Ko, a neuroscience senior and Polymath Scholars panelist, said she will perform “Treacherous” by Taylor Swift this year. Although she knows the song does not carry a political context, she said she feels some of the lyrics align with the theme.
“There’s this lyric, ‘And all we are is skin and bone,’” Ko said. “The idea of how we are all skin and bone, we’re all supposed to be equal, but then we have war and will over things that are unequal.”
Fiona Wyrtzen, an environmental science senior and Polymathic Scholars design chair, said she chose this year’s nonprofit to fit the theme.

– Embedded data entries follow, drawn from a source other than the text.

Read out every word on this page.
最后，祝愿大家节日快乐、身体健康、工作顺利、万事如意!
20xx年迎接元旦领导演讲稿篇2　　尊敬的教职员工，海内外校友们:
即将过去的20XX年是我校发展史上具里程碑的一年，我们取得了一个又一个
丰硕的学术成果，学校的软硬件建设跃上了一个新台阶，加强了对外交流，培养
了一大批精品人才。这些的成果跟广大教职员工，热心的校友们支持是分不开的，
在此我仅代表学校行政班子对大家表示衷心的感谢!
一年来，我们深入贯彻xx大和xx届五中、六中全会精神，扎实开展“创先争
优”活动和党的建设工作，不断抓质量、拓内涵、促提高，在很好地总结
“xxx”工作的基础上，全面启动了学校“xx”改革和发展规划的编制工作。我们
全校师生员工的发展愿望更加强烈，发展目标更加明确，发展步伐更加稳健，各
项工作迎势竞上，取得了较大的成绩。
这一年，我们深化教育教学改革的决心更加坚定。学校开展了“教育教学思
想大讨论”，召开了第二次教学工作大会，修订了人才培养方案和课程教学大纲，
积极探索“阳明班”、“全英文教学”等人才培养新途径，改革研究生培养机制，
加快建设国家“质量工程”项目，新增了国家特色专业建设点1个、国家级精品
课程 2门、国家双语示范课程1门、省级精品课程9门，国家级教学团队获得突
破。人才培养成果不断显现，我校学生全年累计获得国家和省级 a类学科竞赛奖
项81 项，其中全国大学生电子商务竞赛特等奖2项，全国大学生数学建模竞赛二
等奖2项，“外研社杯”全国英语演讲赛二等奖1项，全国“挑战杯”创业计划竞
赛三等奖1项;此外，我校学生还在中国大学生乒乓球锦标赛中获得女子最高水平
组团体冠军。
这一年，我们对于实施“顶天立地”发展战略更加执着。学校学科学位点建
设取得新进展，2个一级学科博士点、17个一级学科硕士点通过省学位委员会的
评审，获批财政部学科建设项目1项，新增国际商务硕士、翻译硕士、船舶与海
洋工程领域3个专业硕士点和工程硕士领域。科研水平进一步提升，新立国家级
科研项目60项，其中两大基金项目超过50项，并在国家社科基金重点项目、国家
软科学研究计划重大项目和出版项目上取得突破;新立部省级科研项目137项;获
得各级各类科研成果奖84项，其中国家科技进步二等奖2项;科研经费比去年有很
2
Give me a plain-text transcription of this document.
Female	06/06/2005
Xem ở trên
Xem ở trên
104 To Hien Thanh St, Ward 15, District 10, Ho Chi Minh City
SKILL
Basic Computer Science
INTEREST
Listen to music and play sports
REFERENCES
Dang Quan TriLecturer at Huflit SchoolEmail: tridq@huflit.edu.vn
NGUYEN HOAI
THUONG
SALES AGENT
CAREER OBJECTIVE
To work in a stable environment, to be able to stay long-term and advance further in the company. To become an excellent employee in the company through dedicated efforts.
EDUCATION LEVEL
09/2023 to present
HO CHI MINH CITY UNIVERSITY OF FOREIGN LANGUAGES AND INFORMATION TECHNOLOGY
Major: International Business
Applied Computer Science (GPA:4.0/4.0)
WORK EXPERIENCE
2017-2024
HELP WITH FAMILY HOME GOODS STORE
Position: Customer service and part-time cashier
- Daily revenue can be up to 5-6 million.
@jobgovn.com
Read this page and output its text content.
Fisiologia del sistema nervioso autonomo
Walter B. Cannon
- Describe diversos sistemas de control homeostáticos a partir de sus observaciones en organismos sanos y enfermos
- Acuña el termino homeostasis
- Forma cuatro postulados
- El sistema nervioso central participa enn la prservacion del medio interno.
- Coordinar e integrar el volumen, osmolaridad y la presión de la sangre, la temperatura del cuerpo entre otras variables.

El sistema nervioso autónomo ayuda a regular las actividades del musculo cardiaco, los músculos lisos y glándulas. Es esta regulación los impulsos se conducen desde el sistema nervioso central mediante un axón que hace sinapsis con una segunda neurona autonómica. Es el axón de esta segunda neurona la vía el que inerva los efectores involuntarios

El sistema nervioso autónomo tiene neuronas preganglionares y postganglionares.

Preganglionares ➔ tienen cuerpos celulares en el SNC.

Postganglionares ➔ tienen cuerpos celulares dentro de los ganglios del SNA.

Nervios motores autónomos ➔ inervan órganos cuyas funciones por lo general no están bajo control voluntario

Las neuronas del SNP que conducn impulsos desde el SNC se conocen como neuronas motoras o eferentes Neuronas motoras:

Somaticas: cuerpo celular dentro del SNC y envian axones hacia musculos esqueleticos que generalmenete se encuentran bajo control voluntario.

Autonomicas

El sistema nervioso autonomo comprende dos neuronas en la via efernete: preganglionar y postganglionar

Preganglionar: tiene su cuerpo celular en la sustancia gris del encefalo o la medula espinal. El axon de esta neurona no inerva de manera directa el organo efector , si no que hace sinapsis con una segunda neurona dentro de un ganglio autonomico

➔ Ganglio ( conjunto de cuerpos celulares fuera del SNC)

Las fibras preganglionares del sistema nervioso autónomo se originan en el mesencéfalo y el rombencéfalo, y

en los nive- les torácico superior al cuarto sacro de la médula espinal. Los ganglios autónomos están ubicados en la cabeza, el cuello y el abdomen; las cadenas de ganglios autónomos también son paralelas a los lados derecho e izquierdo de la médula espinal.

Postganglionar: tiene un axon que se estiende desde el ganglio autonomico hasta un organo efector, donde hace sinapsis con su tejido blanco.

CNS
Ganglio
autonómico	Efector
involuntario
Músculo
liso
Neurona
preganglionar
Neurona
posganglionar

She selected Red Salmon Arts, a grassroots organization that assists local working-class Indigenous and Chicano communities retrieve and preserve their cultural heritage.
“It resonated a lot, especially with the history of the U.S., with pushing out Indigenous people and the current gigantic shifts in immigration,” Wyrtzen said. “Those communities have been experiencing a lot of loss of will.”
Wyrtzen said art proves a powerful form of resistance to bring people together and raise money to support causes.
“I hope people take away that you can participate in activism through art,” Wyrtzen said. “Whether it’s through money we’re literally raising or through the impact of someone, (art) can be a really important tool of resistance.”
Bhat said she hopes the event encourages people to maintain their creativity and spotlights local nonprofits like Red Salmon Arts.
“The world is not necessarily built to encourage creativity all the time, but I think it’s such an important part of being human,” Bhat said. “Especially being in STEM, it’s an important part of expression for people. It does have importance because look at the kind of causes we’re raising money for just through you expressing your creativity and your interests.”